ANTICIPAZIONI ANARCHICHE DELLA TEORIA DEL COLLETTIVISMO BUROCRATICO E CONSEGUENZE TEORICHE E PRATICHE NEL CAMPO SOCIALDEMOCRATICO

UNIVERSITÀ DEGLI STUDI DI MILANO FACOLTÀ DI FILOSOFIA

“Il  dibattito sulla natura sociale dell’Unione Sovietica  all’interno della Sinistra Italiana (1943 – 1948)”
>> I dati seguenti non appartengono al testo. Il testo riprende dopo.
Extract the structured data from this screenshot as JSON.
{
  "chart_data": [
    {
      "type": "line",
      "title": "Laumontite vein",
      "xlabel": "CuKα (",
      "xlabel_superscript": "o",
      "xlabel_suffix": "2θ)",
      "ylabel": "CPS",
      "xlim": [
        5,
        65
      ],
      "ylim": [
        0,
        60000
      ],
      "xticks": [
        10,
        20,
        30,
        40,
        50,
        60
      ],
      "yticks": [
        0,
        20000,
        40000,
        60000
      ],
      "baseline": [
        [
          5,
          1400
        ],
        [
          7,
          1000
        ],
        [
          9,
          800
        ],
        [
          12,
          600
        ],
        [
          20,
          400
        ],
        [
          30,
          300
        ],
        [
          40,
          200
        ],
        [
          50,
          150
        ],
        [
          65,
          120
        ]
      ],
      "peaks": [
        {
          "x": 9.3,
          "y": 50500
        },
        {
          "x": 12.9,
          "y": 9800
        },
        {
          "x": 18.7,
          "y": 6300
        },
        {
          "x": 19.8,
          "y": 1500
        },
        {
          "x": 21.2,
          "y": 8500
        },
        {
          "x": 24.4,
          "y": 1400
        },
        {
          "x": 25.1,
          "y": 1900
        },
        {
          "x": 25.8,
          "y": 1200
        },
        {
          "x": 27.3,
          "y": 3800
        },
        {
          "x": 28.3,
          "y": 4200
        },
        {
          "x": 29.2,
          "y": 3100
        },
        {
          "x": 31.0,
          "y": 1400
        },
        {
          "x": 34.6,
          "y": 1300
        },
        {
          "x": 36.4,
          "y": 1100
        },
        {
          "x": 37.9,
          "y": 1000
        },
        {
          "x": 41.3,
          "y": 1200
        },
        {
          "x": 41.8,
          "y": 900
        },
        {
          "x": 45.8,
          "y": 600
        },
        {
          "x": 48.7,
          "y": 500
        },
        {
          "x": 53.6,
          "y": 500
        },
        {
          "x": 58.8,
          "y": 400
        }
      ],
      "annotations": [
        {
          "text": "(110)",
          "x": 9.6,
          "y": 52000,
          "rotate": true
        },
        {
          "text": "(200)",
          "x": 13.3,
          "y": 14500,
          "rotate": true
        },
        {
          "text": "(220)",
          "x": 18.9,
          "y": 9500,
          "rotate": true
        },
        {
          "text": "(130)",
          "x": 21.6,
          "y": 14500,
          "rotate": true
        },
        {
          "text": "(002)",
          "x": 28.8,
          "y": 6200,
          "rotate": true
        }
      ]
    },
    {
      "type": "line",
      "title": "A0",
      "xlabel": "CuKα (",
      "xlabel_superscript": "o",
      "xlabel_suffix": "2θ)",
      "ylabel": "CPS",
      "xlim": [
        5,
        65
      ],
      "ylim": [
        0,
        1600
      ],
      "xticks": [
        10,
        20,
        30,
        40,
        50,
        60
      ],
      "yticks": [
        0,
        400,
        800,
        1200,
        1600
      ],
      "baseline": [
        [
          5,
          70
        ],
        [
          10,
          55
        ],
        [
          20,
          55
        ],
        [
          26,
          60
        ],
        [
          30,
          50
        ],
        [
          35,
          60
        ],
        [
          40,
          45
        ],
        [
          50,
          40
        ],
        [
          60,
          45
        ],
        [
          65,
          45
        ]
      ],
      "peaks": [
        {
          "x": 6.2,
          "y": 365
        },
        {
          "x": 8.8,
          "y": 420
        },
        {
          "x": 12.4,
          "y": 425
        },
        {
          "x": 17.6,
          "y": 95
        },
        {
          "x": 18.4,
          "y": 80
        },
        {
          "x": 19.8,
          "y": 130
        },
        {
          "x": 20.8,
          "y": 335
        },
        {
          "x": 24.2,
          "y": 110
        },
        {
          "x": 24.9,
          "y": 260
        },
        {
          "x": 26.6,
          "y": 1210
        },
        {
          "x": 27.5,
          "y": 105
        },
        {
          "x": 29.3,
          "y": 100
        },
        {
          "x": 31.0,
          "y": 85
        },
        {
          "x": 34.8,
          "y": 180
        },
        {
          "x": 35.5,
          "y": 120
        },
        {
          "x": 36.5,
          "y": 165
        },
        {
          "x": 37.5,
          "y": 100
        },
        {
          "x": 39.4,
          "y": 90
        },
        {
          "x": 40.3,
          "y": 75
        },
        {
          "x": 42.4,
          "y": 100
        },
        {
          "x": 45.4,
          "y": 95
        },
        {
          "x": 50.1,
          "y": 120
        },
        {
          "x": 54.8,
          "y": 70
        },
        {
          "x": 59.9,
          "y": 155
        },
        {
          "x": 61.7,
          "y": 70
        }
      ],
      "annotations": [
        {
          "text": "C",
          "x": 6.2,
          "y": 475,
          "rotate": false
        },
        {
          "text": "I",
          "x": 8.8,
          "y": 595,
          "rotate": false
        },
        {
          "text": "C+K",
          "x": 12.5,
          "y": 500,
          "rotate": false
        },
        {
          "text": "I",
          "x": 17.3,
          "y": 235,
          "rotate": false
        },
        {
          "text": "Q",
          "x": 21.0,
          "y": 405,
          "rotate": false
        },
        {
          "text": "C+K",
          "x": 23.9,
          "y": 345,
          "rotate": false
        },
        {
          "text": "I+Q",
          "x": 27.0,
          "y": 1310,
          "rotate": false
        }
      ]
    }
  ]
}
RELATORE: ch.mo Prof. GIORGIO GALLI

Tesi di laurea di: Massimo Ferrè Matr. n. 129343

ANNO ACCADEMICO 1978-1979

 

PARTE PRIMA

ANTICIPAZIONI ANARCHICHE DELLA TEORIA DEL COLLETTIVISMO BUROCRATICO E CONSEGUENZE TEORICHE E PRATICHE NEL CAMPO SOCIALDEMOCRATICO

Analizziamo in questo paragrafo le riflessioni sulle possibili anticipazioni della dottrina del collettivismo burocratico che possono in vario modo aver contribuito alla sua formazione. I principali anticipatori di questa teoria sono, a mio parere, da una parte, e in modo involontario, Trotzky, dall’altra i grandi pensatori anarchici dell’Ottocento (Kropotkin, Cafiero, Malatesta, Merlino, Proudhon, Bakunin, eccetera), in polemica col marxismo statolatra, così definito da loro stessi. Le riflessioni svolte in queste pagine rivestono un’importanza non sottovalutabile, poiché ci forniscono interessanti argomenti riguardo la storia teorica del movimento socialdemocratico italiano fino ai nostri giorni, Craxi compreso.

Trotzky può essere considerato più che un anticipatore di questa teoria un suo battistrada: le sue teorie sulla burocrazia – casta privilegiata – che assorbe una parte enorme del reddito nazionale, spianarono effettivamente la strada a quel pensatore, ex simpatizzante del trotskismo, che fu forse il primo ad annunciare i concetti di questa particolare teoria, Bruno Rizzi.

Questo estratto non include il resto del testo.